Earlier in my career, Alan Greenspan became a sort of rock star. Via his role at the Federal Reserve, he came to wield considerable influence over the sentiment of the financial markets. In a similar but different way, Suze Orman and Dave Ramsey serve as examples of people who grew to considerable fame and influence in the field of personal financial advice; without commenting on the actual quality of their advice it is possible to observe that Orman and Ramsey share something with Oprah: their celebrity and the willingness of the public to take their advice are intertwined on some level.
And then I consider Warren Buffett. Is there anyone cited more frequently as an example of a super-star investor? Does Bill Gross or George Soros or Sir John Templeton inspire as much attention in the media?
I do not meant to suggest that Buffett is not an interesting topic for study and conversation; his successful record and his current status among the wealthiest people on earth is explicitly notable. I will leave the biographical blurb to the many who have covered it before me, but will restate here some facts:
It is a fact that Buffett's company, Berkshire Hathaway, has thoroughly trounced the market (defining the market as the S&P 500 total return index) over the long run.
His company ranks among the top 5 publicly traded companies in the world.
His personal net worth is second in the world.
(and that, despite giving billions of dollars away.)
So, all of that to say, I think Buffett's status as a pro investor is legitimate.

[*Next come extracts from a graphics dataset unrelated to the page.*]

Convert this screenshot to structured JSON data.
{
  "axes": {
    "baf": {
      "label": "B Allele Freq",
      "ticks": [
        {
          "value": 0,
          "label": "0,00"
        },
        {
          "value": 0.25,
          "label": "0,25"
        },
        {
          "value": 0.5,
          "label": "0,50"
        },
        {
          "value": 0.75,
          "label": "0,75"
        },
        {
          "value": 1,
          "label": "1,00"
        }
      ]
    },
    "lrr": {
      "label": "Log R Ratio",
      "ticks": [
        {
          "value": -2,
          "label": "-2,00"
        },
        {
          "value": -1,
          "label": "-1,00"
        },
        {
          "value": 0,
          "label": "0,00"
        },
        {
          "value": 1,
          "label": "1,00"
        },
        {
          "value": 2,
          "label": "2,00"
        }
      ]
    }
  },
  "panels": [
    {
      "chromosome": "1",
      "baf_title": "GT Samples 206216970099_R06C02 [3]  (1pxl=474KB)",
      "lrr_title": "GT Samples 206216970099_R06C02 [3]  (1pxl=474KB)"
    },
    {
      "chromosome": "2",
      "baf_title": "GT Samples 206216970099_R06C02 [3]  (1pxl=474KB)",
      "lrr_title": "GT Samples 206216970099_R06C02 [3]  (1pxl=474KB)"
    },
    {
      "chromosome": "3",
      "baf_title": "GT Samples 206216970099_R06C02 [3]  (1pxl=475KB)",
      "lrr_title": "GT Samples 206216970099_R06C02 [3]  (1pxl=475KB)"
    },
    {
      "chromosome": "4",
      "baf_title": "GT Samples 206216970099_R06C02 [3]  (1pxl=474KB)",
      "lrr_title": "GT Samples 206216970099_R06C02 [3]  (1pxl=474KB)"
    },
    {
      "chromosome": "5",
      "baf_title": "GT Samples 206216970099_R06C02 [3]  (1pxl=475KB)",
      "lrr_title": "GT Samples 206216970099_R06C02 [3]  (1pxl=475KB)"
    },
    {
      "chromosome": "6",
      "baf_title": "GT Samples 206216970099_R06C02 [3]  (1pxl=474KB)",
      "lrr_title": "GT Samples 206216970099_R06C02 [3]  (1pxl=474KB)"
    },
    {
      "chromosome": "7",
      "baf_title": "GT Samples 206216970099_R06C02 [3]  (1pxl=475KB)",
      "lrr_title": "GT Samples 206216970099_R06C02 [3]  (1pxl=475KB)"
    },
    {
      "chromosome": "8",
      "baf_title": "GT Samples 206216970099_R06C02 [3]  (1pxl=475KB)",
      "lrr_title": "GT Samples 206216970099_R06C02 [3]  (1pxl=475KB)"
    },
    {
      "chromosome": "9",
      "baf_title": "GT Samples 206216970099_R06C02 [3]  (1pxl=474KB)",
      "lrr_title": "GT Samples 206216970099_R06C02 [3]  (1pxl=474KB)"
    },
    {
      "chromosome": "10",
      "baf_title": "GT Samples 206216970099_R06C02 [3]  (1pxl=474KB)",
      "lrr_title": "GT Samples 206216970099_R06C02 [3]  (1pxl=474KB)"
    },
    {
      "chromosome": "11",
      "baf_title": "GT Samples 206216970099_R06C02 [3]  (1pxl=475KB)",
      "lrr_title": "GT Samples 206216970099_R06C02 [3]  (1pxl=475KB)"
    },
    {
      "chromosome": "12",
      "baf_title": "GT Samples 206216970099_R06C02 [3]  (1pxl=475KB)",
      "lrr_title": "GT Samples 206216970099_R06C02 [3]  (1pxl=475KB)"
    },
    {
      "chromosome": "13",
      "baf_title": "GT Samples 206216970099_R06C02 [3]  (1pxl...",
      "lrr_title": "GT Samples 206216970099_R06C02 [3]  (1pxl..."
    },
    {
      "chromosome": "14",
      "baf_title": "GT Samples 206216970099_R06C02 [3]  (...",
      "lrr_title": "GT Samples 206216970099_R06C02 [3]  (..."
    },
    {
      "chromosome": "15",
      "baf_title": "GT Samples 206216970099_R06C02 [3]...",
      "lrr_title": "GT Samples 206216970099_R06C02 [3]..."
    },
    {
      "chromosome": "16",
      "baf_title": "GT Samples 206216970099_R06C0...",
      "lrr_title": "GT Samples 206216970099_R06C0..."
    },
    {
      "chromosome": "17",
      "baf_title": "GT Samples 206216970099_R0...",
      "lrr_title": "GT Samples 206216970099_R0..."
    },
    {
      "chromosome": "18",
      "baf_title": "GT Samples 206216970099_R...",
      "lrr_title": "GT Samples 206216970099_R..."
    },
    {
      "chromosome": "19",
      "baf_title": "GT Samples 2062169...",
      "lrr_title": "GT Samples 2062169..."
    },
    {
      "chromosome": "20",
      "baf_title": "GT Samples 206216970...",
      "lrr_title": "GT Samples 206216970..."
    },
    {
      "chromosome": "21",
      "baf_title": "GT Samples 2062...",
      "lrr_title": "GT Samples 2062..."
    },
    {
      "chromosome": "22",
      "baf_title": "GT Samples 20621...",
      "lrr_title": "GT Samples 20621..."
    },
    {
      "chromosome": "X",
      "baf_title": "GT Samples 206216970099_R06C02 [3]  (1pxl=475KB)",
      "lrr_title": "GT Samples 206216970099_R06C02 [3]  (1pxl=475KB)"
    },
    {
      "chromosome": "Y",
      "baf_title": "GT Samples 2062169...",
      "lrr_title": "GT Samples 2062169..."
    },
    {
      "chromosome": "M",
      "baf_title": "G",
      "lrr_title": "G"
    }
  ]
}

The challenge or conflict for me comes in when I see how individual investors who aspire to emulate Buffett engage with or understand his example.
Want to invest like buffett? too bad, you can't
It may seem harsh or defeatist, but individual investors cannot invest like Warren Buffett (or his company, Berkshire Hathaway). Consider this Buffett quote from a recent NY Times article: "“Our emphasis has shifted in a major way to owning and operating large businesses."
The implication is that Buffett is primarily interested in companies he can own, not merely invest in.
Consider the deal in 2013 when Berkshire Hathaway bought Heinz. Buffett paid twenty three billion dollars for control of the company. He paid a 20% premium to the prevailing market price, and made Heinz part of Berkshire Hathaway.
Even earlier in his career, before his company had the resources to pull off $23B deals, Buffett made it his mission to amass positions in his investments sufficient to exert some measure of control.
The challenge for non-billionaire investors is that it is difficult to buy this type of ownership in large, successful publicly traded companies. That 400 million shares of Coca-Cola? That's $1.6 billion today.
Another way Buffett can operate that other folks simply cannot is via access he has because, well, he's Warren Buffett. Consider the example of his investment in Goldman Sachs in 2008, in the midst of the financial crisis. Calling it a sweetheart deal diminishes the very real and present danger of the financial markets at the time, but it was still a special deal. In short, because he both the interest and the capacity to make a splashy
"confidence building" purchase in Goldman Sachs in a timely manner, he got very favorable terms.
What can the rest of us do, then?
To be clear, it is possible for an everyday investor to apply the valuation techniques and intellectual rigor to their investment choices that Buffett himself employs. There is no secret magic to learning to read a balance sheet and income statement and to making a careful analysis of a business's operations and prospects. In a nutshell, that is what investors are supposed to do. And aspiring to own companies, to become wealthy, and to accomplish philanthropy on the scale of someone like Warren Buffett are all worthwhile goals...it is just that "investing like Buffett" is an inherently complicated notion.